Reducing our dependence on oil will do far more to slow climate change than blocking the Keystone project
One way to think about the Keystone project—the 2,000-mile (3,220 km) pipeline that would bring oil from the tar sands of Canada to the Gulf of Mexico—is to ask what would happen if it is never built. The U.S. Department of State released an extremely thorough report that tries to answer this question. It concludes, basically, that the oil derived from Canadian tar sands will be developed at about the same pace whether or not there is a pipeline to the U.S. In other words, stopping Keystone might make us feel good, but it wouldn’t really do anything about climate change.
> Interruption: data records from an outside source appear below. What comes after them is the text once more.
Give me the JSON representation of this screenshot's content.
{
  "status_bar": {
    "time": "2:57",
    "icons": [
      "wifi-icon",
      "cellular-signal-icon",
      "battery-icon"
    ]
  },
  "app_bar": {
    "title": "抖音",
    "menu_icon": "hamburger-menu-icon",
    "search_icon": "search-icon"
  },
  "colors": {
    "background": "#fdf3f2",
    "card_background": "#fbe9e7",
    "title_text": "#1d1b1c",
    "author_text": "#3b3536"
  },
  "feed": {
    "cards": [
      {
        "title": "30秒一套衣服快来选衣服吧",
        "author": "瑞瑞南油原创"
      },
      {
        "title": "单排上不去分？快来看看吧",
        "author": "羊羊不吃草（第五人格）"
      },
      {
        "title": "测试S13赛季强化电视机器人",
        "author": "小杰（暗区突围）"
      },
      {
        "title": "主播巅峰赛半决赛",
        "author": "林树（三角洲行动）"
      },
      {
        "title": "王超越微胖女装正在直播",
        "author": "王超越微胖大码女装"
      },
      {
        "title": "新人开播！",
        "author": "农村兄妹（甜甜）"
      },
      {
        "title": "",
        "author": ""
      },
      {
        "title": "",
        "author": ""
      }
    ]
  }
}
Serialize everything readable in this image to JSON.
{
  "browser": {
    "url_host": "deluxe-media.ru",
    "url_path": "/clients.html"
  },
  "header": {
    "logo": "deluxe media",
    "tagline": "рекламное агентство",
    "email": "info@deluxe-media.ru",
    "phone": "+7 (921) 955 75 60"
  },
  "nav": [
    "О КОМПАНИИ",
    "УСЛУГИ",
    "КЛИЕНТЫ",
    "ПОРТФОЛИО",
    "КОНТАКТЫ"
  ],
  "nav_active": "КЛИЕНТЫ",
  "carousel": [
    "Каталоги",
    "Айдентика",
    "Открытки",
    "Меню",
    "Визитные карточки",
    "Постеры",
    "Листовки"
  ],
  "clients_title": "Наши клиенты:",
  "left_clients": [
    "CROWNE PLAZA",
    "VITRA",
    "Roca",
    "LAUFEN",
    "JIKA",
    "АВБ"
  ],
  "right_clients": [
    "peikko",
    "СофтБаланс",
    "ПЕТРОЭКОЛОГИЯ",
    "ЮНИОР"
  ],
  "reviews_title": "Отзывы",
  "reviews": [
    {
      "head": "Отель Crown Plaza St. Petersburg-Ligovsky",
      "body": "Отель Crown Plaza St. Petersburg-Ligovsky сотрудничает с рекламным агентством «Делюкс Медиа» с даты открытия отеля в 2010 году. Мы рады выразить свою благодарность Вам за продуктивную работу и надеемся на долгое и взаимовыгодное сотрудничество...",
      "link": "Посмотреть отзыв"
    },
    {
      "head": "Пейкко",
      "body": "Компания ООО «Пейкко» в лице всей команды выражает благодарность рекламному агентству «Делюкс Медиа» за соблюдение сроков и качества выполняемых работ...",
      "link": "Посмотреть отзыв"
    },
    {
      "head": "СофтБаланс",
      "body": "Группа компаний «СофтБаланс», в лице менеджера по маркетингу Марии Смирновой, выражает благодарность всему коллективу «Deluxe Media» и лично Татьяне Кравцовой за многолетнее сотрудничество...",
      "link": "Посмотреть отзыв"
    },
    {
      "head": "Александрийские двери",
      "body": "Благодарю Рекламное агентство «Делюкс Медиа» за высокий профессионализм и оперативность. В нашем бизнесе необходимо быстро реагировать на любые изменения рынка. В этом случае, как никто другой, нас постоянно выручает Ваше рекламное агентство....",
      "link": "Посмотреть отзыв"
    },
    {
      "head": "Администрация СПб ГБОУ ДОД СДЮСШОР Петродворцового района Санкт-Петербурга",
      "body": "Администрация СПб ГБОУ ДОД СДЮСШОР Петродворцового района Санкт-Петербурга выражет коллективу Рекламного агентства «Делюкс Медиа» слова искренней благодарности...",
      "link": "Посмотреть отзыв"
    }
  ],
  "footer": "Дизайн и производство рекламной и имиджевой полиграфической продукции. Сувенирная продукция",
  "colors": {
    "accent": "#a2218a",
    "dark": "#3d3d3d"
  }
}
Given the need for oil in the U.S., Canadian producers would still get Alberta’s oil to the refineries on the Gulf of Mexico. There are other pipeline possibilities, but the most likely method of transfer is by train. The report estimates that it would take daily runs of 15 trains with about 100 tank cars each to carry the amount planned by TransCanada. That would be a large increase in traffic from what now goes north to south, but it would hardly be an insurmountable problem. Rail traffic in this corridor is already exploding: the number of carloads of crude oil doubled from 2010 to 2011, then tripled from 2011 to 2012. And remember, moving oil by train produces much higher emissions of CO2 (from diesel locomotives) than flowing it through a pipeline.
Canada could also transport the oil by train or pipeline west to British Columbia and then on to Asia, where demand is booming. Right now that seems a distant and costly prospect, but having visited Alberta recently, I can attest that Canadian businesspeople and officials are planning seriously for Asian markets—especially since they have come to regard U.S. energy policy as politicized, hostile and mercurial. Whoever uses the oil, the CO2 will be released into the atmosphere just the same.
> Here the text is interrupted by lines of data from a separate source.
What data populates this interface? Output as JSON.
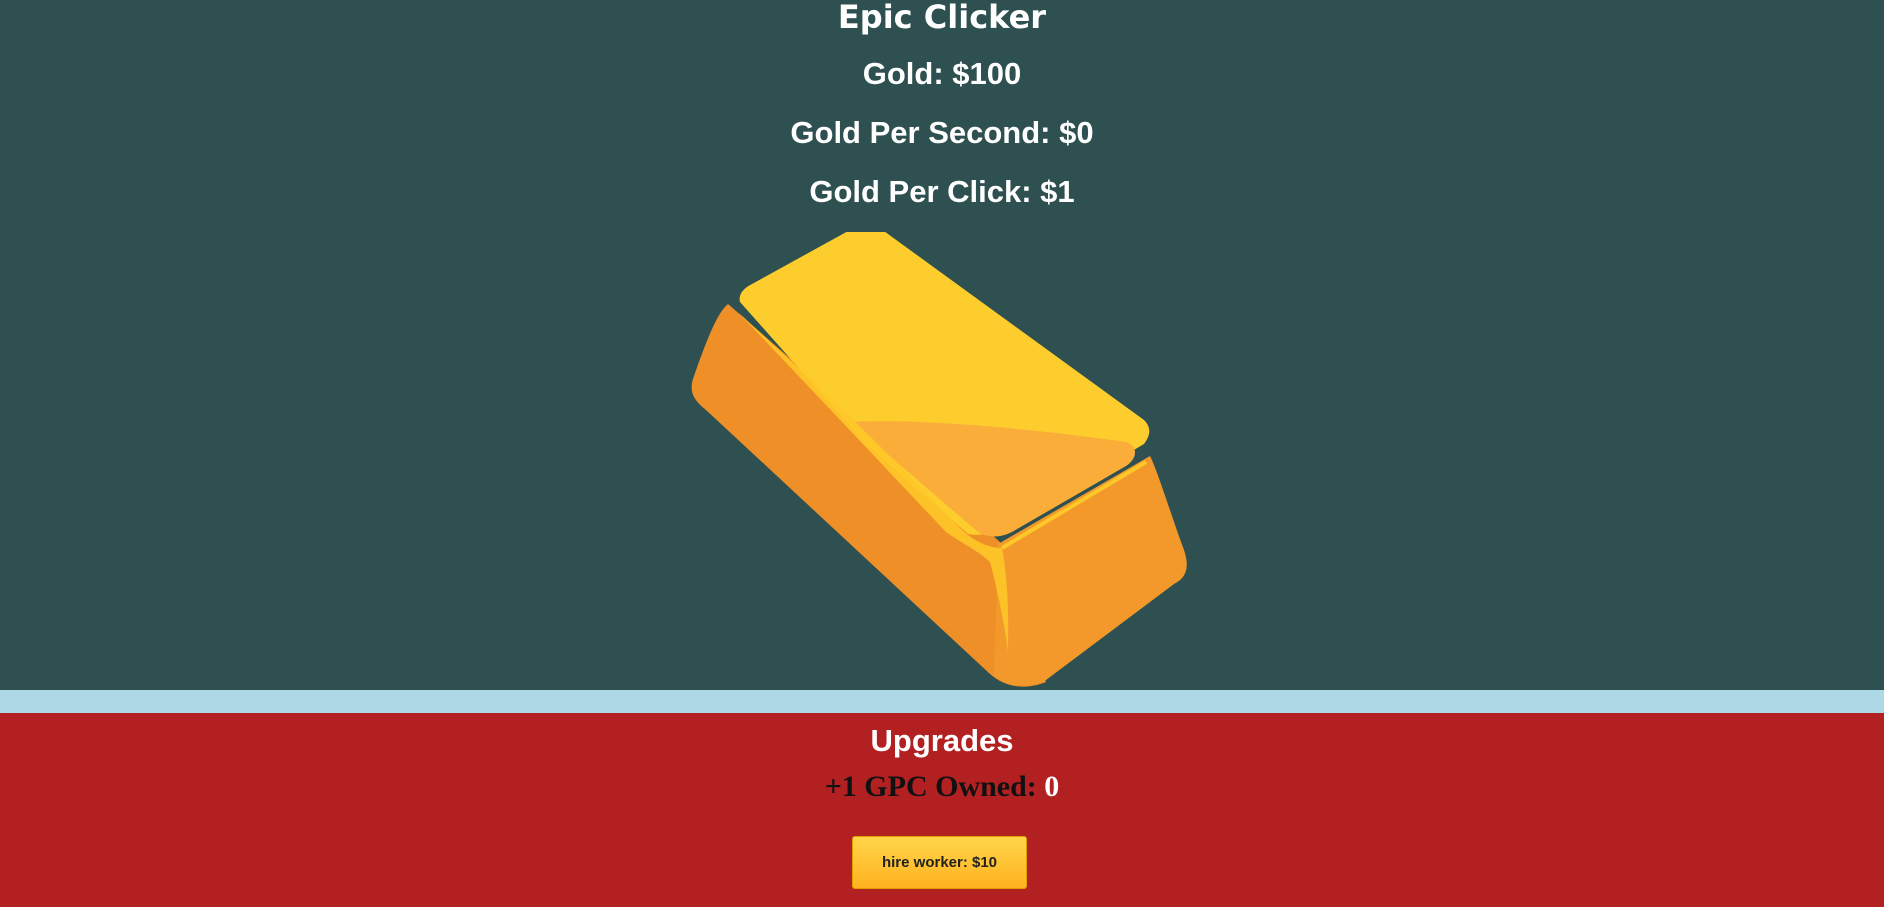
{
  "game": {
    "title": "Epic Clicker",
    "gold_text": "Gold: $100",
    "gold_per_second_text": "Gold Per Second: $0",
    "gold_per_click_text": "Gold Per Click: $1",
    "clicker_icon": "gold-bar-icon"
  },
  "upgrades": {
    "title": "Upgrades",
    "owned_label": "+1 GPC Owned: ",
    "owned_count": "0",
    "hire_button_label": "hire worker: $10"
  },
  "colors": {
    "game_background": "#2f5050",
    "divider": "#add8e6",
    "upgrades_background": "#b22022",
    "button_gold": "#ffc62e"
  }
}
Also, if we don’t use oil from Alberta, we will need to get it somewhere to fuel our transportation needs—from Venezuela, Mexico, Saudi Arabia or California. Some of these oils are heavy crude, and processing, refining and burning them is believed to be even more harmful to the environment than using fuels from refracted Canadian oil sands. Switching from oil sands to, say, Venezuelan crude (the most likely alternative) would reduce greenhouse-gas emissions by a minimal amount or not at all. To the extent that this would make us use more coal for electricity generation, it would be a big step backward for the environment. For many of these reasons, the scientific journal Nature, long a leader on climate change, argued in an editorial that President Obama should approve Keystone. A decision is expected this spring.
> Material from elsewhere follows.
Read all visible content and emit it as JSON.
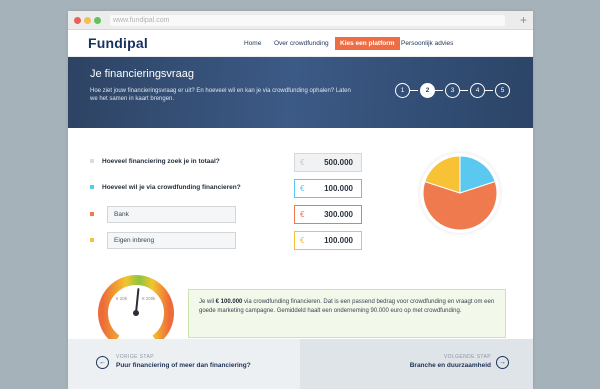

Environmental groups are approaching this project much as the U.S. government fights the war on drugs. They are attacking supply rather than demand. In this case, environmentalists have chosen one particular source of energy—Alberta’s tar sands—and are trying to shut it down. But as long as there is demand for oil, there will be supply. A far more effective solution would be to try to moderate demand by putting in place a carbon tax or a cap-and-trade system. Ideally we would use the proceeds to fund research on alternative energy. Washington spends $73 billion on research for defense, $31 billion on health care and just $3 billion on energy. Massive increases in research would make a difference. Targeting one Canadian oil field—or one pipeline company—will not.
Some in the environmental movement seem to recognize that the facts don’t really support singling out Keystone, so they have turned to more intangible reasons to oppose it. Climate activist Bill McKibben argues that if Obama were to say no to Keystone, it would be a turning point: “He could finally say to the Chinese, ‘We’ve done something significant. Your turn.’” Of all the arguments for blocking Keystone, this is surely the most naive. Is there a shred of evidence from the past 25 years that China would respond to this kind of unilateral concession by limiting its growth? How did Beijing respond to the Kyoto accords, under which European countries curbed their carbon emissions? By building a coal-fired power plant every week since then!
Opponents of Keystone say that the specifics are less important in this case and that it is the symbolism that matters. And it does. If we block this project—whose source is no worse than many others, rebuffing our closest trading partner and ally and spurning easily accessible energy in favor of Venezuelan or Saudi crude—it would be a symbol, and a depressing one at that. It would be a symbol of how emotion has taken the place of analysis and ideology now trumps science on both sides of the environmental debate.